One can think of Hamilton as a “feature store as code”. While it does not provide all the capabilities of a standard feature store, it provides a source of truth for the code that generated the features, and can be run in a portable method. So, if your desire is just to be able to run the same code in different environments, and have an online/offline store of features, you can use hamilton both to save the features offline, and generate features online on the fly.

See the feature engineering example for more possibilities.

Note that in small cases, you probably don’t need a true feature store – recomputing derived features in an ETL and online can be very efficient, as long as you have some database to look features up (or have them passed in).

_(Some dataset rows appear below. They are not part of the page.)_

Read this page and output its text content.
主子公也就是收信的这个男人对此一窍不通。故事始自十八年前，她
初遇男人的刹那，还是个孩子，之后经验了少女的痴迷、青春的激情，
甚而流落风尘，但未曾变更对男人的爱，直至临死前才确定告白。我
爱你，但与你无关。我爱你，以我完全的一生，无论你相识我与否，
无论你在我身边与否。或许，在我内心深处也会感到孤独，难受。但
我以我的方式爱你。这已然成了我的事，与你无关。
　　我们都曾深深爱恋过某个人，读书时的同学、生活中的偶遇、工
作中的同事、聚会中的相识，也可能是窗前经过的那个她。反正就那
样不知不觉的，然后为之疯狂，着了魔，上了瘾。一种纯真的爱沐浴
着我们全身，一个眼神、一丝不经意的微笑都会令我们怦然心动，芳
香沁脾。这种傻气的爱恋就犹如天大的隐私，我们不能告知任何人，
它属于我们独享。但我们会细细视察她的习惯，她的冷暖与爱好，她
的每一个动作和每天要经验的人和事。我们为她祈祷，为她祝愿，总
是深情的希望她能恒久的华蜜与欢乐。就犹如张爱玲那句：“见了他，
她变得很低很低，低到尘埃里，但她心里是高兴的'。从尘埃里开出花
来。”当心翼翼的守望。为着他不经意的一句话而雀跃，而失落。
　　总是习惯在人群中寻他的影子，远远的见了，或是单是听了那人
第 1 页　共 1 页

Also note that joins and aggregations can get tricky. We often recommend using polymorphic function definition (@config.when) to either load up the non-online-friendly features from a feature store or do an external lookup to simulate an online join.

This field is actively developing, and we expect Hamilton to play a prominent role in the way future stores work in the future.

Data Science Ecosystems/ML platforms#

Examples include:

And many others. We’ve kind of grouped a whole suite of platforms into the same bucket here. These tend to have a lot of capabilities all related to ML. Hamilton can be run within these platforms, generate features for them to read, save models to their registry, and load models from their registry for inference. For example, you could imagine the following pseudocode for a Hamilton DAG that computes a model, and then delegates to saving the model in a registry.


def model(training_data: pd.DataFrame) -> Model:
    return Model.train(training_data)

import training
import hamilton
from hamilton import base

dr = hamilton.driver.Driver(config={}, training, adapter=base.DefaultAdapter())
model = dr.execute(["model"], ...)
save_model_to_registry(model, ...) # With any extra metadata

Python Compute/parallelism Systems#

Examples include:

These all provide capabilities to either (a) express and execute computation over datasets in python or (b) parallelize it. Often both. Hamilton has a variety of integrations with these systems. The basics is that Hamilton can make use of these systems to execute the DAG using the GraphAdapter abstraction.

Hamilton also has a variety of plugins that further integrate with these systems. See the hamilton without pandas example for more details.